While the examples at this part of her book focused on clothing and dress, they serve as scaffolds to extrapolate from: our concern for ornament is a human appetite, a way that we express our supra-animal minds. Dissanyake closes the chapter in question (“The Arts as Means of Enhancement”) by narrating a brief Western art history:
For the past two hundred years… the formality and artificiality that universally characterize civilized behaviour have been suspect. Wordsworth praised the beauty to be found in the natural rustic speech or ordinary people; since his time, poetry has moved further and further away from the characteristics that marked it as poetry for thousands of years [while] 20th Century Western artists have typically been concerned with making art more natural (using ordinary materials from daily life or depicting humble, trivial, or vulgar subjects) and showing that the natural, when regarded aesthetically, is really art. […] In this they both lead and follow, absorb and reflect postmodern Western society which is the apogee of the trend I have been describing where now the natural is elevated to the cultural, where nature and the natural viewed as rare and “special” are deliberately inserted into culture as something desired. I have pointed out that most cultures like shiny, new-looking, bright, and conspicuously artificial things. […] But we prefer the worn and the faded because they look natural and authentic.

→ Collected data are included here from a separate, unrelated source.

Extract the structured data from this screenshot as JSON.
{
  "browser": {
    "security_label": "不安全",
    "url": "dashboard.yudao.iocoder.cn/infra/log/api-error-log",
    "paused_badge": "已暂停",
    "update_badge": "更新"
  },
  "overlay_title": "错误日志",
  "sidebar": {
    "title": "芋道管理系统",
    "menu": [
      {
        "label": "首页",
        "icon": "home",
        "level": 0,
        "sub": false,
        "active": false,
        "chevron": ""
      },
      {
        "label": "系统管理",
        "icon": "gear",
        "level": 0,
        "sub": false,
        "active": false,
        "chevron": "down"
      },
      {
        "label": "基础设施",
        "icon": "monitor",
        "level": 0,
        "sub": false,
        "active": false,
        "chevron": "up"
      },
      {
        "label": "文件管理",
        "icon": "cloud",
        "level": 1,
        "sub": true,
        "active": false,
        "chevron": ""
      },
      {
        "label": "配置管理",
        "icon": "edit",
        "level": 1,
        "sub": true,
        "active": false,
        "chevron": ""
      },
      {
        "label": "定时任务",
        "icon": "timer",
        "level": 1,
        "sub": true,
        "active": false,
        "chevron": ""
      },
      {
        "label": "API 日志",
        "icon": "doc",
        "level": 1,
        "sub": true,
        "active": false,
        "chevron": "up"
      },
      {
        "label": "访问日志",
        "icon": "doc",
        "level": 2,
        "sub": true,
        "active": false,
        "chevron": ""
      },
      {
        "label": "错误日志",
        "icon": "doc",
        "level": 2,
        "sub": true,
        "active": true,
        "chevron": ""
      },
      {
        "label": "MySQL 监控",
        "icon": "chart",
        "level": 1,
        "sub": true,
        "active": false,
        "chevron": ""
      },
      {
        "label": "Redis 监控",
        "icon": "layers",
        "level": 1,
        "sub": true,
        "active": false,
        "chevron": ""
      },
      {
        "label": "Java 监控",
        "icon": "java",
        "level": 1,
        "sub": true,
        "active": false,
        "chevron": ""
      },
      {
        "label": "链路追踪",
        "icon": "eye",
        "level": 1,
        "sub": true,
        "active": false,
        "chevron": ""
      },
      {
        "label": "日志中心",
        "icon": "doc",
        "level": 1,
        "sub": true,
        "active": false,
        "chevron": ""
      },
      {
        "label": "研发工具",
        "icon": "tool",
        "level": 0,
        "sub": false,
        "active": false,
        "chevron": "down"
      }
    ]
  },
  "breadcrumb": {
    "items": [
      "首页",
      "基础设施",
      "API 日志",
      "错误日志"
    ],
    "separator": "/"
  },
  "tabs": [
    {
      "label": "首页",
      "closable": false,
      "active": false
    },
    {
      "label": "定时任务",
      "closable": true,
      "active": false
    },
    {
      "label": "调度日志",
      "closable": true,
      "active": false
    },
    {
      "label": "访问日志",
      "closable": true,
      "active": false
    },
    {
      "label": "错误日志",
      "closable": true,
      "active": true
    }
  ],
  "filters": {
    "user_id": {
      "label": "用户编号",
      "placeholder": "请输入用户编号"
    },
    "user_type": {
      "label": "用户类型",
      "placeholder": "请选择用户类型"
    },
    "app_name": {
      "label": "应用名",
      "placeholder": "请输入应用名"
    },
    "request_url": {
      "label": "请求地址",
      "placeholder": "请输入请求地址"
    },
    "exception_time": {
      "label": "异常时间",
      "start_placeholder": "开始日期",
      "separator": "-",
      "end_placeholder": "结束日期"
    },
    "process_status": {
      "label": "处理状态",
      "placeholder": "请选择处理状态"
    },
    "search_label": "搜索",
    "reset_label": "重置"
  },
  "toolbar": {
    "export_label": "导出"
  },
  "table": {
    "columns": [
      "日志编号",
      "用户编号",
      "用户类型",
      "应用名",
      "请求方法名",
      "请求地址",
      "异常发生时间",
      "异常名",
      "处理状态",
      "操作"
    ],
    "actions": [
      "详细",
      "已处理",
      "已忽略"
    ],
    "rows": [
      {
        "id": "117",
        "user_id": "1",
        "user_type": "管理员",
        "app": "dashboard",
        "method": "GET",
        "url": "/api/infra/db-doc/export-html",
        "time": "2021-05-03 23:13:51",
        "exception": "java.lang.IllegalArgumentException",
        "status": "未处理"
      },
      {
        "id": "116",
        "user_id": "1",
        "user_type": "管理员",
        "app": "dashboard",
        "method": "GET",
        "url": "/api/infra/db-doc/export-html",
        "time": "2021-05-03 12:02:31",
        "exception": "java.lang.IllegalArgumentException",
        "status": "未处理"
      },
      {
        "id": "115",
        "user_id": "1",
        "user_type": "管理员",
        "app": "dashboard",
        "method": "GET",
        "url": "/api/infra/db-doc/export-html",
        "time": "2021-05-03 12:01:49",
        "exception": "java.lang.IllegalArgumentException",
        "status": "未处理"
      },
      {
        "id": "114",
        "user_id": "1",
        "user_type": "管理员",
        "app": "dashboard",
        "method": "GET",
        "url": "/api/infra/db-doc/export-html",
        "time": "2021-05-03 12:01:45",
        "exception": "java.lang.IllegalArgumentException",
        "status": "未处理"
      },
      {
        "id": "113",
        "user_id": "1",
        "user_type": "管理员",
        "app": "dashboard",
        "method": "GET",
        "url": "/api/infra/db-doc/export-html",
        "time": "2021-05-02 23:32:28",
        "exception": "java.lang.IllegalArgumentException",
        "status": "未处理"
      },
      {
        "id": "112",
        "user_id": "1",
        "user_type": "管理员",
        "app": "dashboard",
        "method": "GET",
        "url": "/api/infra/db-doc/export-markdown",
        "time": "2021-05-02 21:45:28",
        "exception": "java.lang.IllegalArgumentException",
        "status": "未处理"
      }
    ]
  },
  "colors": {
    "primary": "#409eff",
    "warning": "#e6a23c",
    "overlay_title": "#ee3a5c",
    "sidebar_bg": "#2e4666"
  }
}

The Minimalised future is shiny and new and special, and thus in tune with our human natures. Yet it is also austere and cold, speaking to a sense of self-control and discipline, which is acquired … that is to say, civilized. Our flourishing Retro hipsterdom is the late 20th Century’s postmodern concern for authenticity spoken of by Dissanayake. But maybe it is also way for our culture to digest the records of the previous hundred years and decide what should be considered timeless, what should we formalize into the artificiality of culture which our human appetites desire.